Open AccessAutomated fitting of transition state force fields for biomolecular simulations
Author(s) -
Taylor R. Quinn,
Himani Patel,
Kevin H. Koh,
Brandon E. Haines,
PerOla Norrby,
Paul Helquist,
Olaf Wiest
Publication year - 2022
Publication title -
plos one
Language(s) - English
Resource type - Journals
SCImago Journal Rank - 0.99
H-Index - 332
ISSN - 1932-6203
DOI - 10.1371/journal.pone.0264960
Subject(s) - force field (fiction) , molecular dynamics , work (physics) , computational chemistry , molecule , transition state , chemistry , molecular mechanics , statistical physics , biological system , chemical physics , physics , thermodynamics , quantum mechanics , biology , biochemistry , catalysis
The generation of surrogate potential energy functions (PEF) that are orders of magnitude faster to compute but as accurate as the underlying training data from high-level electronic structure methods is one of the most promising applications of fitting procedures in chemistry.

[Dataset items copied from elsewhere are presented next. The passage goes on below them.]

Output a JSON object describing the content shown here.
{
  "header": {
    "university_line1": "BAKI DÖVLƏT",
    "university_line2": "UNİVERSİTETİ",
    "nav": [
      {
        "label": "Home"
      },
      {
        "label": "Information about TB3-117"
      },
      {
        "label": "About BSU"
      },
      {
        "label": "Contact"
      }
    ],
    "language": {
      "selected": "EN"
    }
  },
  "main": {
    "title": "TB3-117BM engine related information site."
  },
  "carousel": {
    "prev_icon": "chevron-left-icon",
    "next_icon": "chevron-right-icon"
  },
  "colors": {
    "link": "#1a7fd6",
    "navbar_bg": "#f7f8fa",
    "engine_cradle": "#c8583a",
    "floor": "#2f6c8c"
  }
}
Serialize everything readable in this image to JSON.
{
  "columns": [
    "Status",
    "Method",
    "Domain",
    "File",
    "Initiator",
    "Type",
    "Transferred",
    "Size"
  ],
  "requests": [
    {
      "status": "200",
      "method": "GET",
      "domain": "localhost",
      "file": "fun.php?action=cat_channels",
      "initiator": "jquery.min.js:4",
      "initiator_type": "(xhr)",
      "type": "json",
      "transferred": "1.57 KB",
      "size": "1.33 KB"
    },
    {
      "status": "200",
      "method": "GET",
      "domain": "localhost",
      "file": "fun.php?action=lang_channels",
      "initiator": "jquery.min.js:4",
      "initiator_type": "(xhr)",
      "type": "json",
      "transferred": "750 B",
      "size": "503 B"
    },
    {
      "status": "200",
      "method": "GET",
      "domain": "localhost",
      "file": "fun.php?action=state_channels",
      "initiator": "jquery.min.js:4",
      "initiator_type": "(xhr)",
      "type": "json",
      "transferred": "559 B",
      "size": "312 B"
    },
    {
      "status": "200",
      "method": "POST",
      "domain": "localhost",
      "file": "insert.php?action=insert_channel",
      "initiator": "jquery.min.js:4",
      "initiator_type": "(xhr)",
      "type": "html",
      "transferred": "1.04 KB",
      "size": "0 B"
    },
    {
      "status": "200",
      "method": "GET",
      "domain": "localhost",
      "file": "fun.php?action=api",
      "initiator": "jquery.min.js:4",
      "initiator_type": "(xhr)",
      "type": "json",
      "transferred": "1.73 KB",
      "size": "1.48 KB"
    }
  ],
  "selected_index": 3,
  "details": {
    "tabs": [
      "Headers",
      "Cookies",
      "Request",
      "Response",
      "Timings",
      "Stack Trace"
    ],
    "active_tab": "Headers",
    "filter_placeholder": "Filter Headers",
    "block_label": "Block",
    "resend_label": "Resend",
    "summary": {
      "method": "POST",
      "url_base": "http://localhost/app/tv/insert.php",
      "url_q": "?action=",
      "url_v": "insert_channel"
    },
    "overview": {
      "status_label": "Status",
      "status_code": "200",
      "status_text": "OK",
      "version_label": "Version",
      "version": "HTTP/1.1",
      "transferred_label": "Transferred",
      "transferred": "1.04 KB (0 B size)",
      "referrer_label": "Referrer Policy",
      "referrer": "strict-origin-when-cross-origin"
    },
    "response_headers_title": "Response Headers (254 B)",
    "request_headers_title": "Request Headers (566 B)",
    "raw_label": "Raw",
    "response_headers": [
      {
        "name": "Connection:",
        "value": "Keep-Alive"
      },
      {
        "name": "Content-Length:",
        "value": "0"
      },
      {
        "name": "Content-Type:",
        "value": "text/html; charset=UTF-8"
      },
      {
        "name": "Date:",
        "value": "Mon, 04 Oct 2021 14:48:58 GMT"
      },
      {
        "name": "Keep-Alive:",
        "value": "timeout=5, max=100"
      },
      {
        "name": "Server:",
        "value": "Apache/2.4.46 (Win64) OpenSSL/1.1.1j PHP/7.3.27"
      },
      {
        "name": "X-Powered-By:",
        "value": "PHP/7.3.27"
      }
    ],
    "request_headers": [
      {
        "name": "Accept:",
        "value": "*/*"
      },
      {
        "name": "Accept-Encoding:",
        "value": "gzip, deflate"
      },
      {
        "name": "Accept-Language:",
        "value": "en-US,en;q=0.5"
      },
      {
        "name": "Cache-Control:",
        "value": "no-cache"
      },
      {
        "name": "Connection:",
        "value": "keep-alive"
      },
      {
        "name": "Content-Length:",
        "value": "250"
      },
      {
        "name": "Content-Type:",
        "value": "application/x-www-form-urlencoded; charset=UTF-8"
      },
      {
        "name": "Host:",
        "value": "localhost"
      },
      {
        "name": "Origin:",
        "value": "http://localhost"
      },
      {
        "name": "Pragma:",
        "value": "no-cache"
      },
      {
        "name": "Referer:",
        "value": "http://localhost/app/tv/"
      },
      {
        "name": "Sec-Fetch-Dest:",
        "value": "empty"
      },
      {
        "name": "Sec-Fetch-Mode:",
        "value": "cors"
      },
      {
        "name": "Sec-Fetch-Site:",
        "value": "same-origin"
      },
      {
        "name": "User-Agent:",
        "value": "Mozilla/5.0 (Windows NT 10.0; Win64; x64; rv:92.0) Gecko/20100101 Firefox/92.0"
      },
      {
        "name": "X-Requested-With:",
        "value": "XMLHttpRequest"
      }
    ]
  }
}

In previous work, we have shown that transition state force fields (TSFFs), fitted to the functional form of MM3* force fields using the quantum guided molecular mechanics (Q2MM) method, provide an accurate description of transition states that can be used for stereoselectivity predictions of small molecule reactions. Here, we demonstrate the applicability of the method for fit TSFFs to the well-established Amber force field, which could be used for molecular dynamics studies of enzyme reaction. As a case study, the fitting of a TSFF to the second hydride transfer in Pseudomonas mevalonii 3-hydroxy-3-methylglutaryl coenzyme A reductase ( Pm HMGR) is used. The differences and similarities to fitting of small molecule TSFFs are discussed.